Phlyin' Flugtag team just can't get a head
A local team had high hopes of flying its gigantic, homemade replica of the Phillie Phanatic off a 30-foot platform into the Delaware River turned to heartbreak yesterday when Major League Baseball forbade the flight because of trademark restrictions.
A local team's high hopes of flying its gigantic, homemade replica of the Phillie Phanatic off a 30-foot platform into the Delaware River turned to heartbreak yesterday when Major League Baseball forbade the flight because of trademark restrictions.
"We put our hearts and souls and, like, 400 man-hours into our Phanatic," said an emotional Julie Jones, leader of the Phlyin' Phanatics, one of 32 five-person crews ready to compete in energy-drink Red Bull's Flugtag - an annual exhibition of homemade aircraft launched off a "flight deck" into water.

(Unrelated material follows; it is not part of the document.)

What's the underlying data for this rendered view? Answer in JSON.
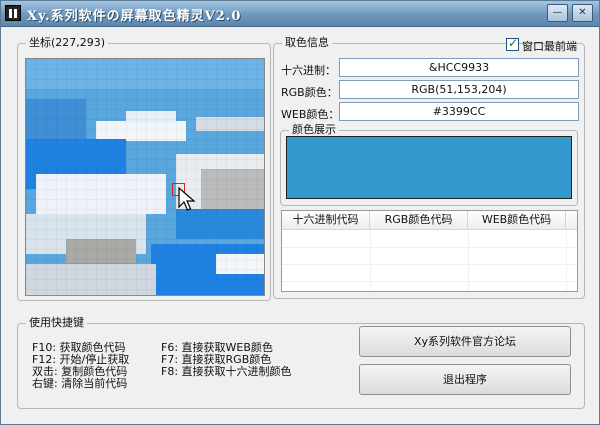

The free event, tomorrow from 1 to 3:30 p.m. at the Camden Waterfront, is being held for the first time in the Philadelphia area.
Yesterday afternoon, Jones said, "the Red Bull liaison told us that Major League Baseball won't let us fly with the Phanatic's head on our craft. We were so passionate about that head. We spent months changing it over and over again so that it would look just like him. We're really disheartened now."

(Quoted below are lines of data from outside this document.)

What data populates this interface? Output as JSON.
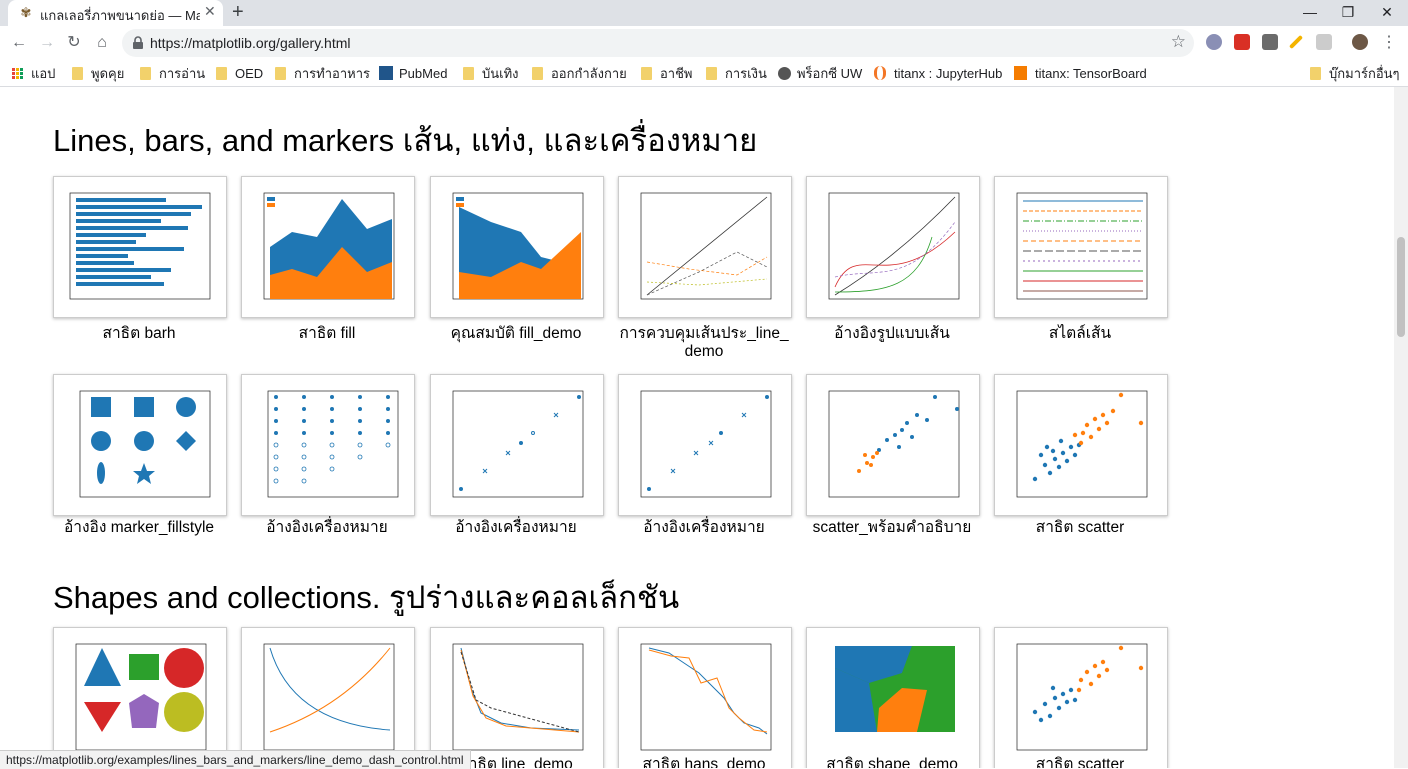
{
  "browser": {
    "tab_title": "แกลเลอรี่ภาพขนาดย่อ — Mat",
    "url": "https://matplotlib.org/gallery.html"
  },
  "bookmarks": {
    "apps": "แอป",
    "items": [
      "พูดคุย",
      "การอ่าน",
      "OED",
      "การทำอาหาร",
      "PubMed",
      "บันเทิง",
      "ออกกำลังกาย",
      "อาชีพ",
      "การเงิน",
      "พร็อกซี UW",
      "titanx : JupyterHub",
      "titanx: TensorBoard"
    ],
    "other": "บุ๊กมาร์กอื่นๆ"
  },
  "sections": {
    "lines_heading": "Lines, bars, and markers เส้น, แท่ง, และเครื่องหมาย",
    "shapes_heading": "Shapes and collections. รูปร่างและคอลเล็กชัน"
  },
  "gallery_row1": [
    "สาธิต barh",
    "สาธิต fill",
    "คุณสมบัติ fill_demo",
    "การควบคุมเส้นประ_line_ demo",
    "อ้างอิงรูปแบบเส้น",
    "สไตล์เส้น"
  ],
  "gallery_row2": [
    "อ้างอิง marker_fillstyle",
    "อ้างอิงเครื่องหมาย",
    "อ้างอิงเครื่องหมาย",
    "อ้างอิงเครื่องหมาย",
    "scatter_พร้อมคำอธิบาย",
    "สาธิต scatter"
  ],
  "gallery_row3": [
    "สาธิต line_demo",
    "สาธิต hans_demo",
    "สาธิต shape_demo",
    "สาธิต scatter"
  ],
  "status_url": "https://matplotlib.org/examples/lines_bars_and_markers/line_demo_dash_control.html",
  "colors": {
    "blue": "#1f77b4",
    "orange": "#ff7f0e",
    "green": "#2ca02c",
    "red": "#d62728",
    "purple": "#9467bd",
    "olive": "#bcbd22"
  }
}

Because the decision came so shortly before the Flugtag competition, Jones said, it's much too late to rebuild the head into another kind of creature.
"We're going to have to fly it without a head," she said sadly.
Adam Denard, who will pilot the headless green belly into the river, was hopping mad last night.
"How about we cut the head off and call it, 'The Philly Mascot That Major League Baseball Decided to Kill?' " he said.
"I've been going to Phillies games since I was a toddler, and the Phillie Phanatic was always a favorite," Denard said. "The dude came up to the nosebleed seats on a 110-degree day and gave me a belly dance on my 10th birthday. That was the coolest thing ever."
Denard said that he knew that making money off a trademark was a violation, "but we're $3,000 in the hole on this thing. This is my city, Major League Baseball! My Phillies! My Phillie Phanatic! You are a bunch of freaking nerds!"
Tomorrow's Flugtag entries also include a huge flying horse crewed by a team from the Draught Horse Pub, on Cecil B. Moore Avenue, at Temple University, and a mammoth space shuttle attacked by green men who look like clones of Green Man from "It's Always Sunny in Philadelphia."
"Sweet Katie" Jablonski, a Lockheed Martin Corp. engineer who will pilot the "It's Always Sunny in Space" team's shuttle, told the Daily News that she was chosen by her four male teammates because "I'm the lightest, I'm not scared, I went skydiving once - and I can swim."
Asked why she wasn't terrified of plummeting 30 feet into the river, Jablonski interrupted this reporter by exclaiming, "Hey, hey, we're going to fly! Our space shuttle is built like a glider - almost."
Michael Berilla, leader of Jablonski's all-engineers support team, shared her faith that, somehow, flight will happen.
"I'm not saying she's going to fly this thing from the Camden Waterfront to Penn's Landing, but it has 24-foot wings and we think it's going to glide, at least," Berilla said from his Manayunk back yard, where the shuttle awaited its moment in history.
"It's modeled after the actual space shuttle," he said. "It's the closest any of us will ever come to being astronauts."
Nathan Szwerdszarf said that he would pilot the Draught Horse Pub's flying stallion entry without fear.
"How often do you get the opportunity to plunge into the Delaware River on top of a giant horse, wearing a Greek toga, while R. Kelly sings, 'I Believe I Can Fly?' " he asked rhetorically. "I've just got to remember to keep my mouth closed when I hit the water because, well, it is the Delaware River."